Over the objections of Second Amendment advocates, Gov. Sam Brownback allowed a gun bill to become law without his signature on June 15. HB 2278 grants to public hospitals and mental health facilities an exemption from implementing security measures to keep concealed guns out of the buildings or allowing law abiding citizens to carry concealed weapons. It will allow hospitals to prohibit concealed weapons.
Moriah Day, a board member for the Kansas State Rifle Association, said his organization lobbied against the legislation from the start of the session.
“It really came down to the Governor’s choice whether he would veto or let it become law. In the end, he didn’t veto as we had asked,” Day said.
Brownback said in a statement that the bill appropriately addresses safety concerns at mental health hospitals.
“Working to secure Second Amendment rights, while balancing logistical and safety concerns from state mental health hospitals, I assembled stakeholders to forge a solution.
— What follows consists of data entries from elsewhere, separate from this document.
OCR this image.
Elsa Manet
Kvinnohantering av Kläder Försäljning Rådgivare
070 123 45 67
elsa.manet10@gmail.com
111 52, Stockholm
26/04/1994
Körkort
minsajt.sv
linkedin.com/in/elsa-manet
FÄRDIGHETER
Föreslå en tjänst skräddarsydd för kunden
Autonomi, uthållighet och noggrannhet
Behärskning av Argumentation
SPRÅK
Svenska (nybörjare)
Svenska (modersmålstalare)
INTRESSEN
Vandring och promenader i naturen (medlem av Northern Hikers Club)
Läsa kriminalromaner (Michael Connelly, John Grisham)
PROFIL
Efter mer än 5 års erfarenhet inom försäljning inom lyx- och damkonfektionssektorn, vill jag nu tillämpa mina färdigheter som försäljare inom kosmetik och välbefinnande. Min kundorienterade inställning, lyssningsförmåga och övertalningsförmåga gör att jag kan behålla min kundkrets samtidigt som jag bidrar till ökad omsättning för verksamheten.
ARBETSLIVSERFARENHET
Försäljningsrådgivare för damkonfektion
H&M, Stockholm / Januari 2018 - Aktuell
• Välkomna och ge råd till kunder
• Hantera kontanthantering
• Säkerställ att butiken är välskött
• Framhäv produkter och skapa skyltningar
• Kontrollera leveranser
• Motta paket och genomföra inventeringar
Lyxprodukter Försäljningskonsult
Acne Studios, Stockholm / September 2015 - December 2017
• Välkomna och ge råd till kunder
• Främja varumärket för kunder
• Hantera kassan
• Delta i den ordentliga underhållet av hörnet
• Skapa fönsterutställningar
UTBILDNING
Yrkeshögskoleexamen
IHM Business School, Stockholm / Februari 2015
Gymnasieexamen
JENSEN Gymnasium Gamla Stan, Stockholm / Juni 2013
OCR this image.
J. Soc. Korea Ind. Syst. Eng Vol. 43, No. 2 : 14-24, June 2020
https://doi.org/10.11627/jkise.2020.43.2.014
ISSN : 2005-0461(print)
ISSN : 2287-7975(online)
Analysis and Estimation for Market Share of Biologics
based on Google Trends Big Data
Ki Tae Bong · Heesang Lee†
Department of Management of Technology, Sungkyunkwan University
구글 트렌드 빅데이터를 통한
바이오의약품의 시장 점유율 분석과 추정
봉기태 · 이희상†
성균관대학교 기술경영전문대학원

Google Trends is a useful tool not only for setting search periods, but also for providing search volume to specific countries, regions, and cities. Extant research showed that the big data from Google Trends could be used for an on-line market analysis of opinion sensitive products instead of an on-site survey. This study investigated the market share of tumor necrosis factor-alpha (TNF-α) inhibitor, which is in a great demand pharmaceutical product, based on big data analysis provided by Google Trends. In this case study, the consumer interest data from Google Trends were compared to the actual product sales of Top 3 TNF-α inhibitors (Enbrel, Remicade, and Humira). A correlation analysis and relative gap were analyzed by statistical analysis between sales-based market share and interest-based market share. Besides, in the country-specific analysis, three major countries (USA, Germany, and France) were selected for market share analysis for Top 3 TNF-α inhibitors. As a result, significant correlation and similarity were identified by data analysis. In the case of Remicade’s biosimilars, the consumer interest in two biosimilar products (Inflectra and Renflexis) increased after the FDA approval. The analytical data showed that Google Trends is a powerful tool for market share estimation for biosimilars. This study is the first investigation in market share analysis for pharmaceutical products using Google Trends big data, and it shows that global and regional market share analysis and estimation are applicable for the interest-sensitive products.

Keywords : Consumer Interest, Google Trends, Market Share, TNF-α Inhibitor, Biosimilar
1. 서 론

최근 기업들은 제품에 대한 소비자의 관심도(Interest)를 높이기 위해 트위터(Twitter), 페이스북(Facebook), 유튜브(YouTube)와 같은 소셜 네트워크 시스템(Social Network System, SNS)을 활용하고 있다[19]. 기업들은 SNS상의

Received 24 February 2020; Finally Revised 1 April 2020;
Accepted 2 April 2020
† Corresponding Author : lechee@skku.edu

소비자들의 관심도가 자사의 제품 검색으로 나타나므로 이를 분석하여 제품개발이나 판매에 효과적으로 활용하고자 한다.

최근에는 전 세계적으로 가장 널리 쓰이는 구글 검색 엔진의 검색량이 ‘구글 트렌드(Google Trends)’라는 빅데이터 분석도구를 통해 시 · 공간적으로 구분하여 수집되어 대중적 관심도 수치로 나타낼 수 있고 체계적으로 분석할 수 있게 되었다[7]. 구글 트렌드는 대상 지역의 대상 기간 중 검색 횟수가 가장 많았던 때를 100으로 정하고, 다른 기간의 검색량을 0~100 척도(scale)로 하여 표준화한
I endorsed an agreement that accomplished this goal. While second amendment advocates concurred, this reasonable compromise was ultimately rejected by health care representatives,” Brownback said.
Though disappointed, Day said KSRA successfully fought attempts to prohibit concealed weapons on public university campuses.
“We were able to stop t lot of other very anti-gun measures some were trying to push. In the end, I think we ended up in a pretty good position,” Day said.
Lawmakers may attempt to repeal campus carry laws during the 2018 session, but those efforts will be more difficult next year. An exemption that allowed public universities to prohibit guns expires at the end of this month, allowing lawful concealed carry on campuses beginning July 1.
“Once it becomes law, I think it will be obvious that it’s not dangerous for law abiding citizens to be able to defend themselves,” Day said.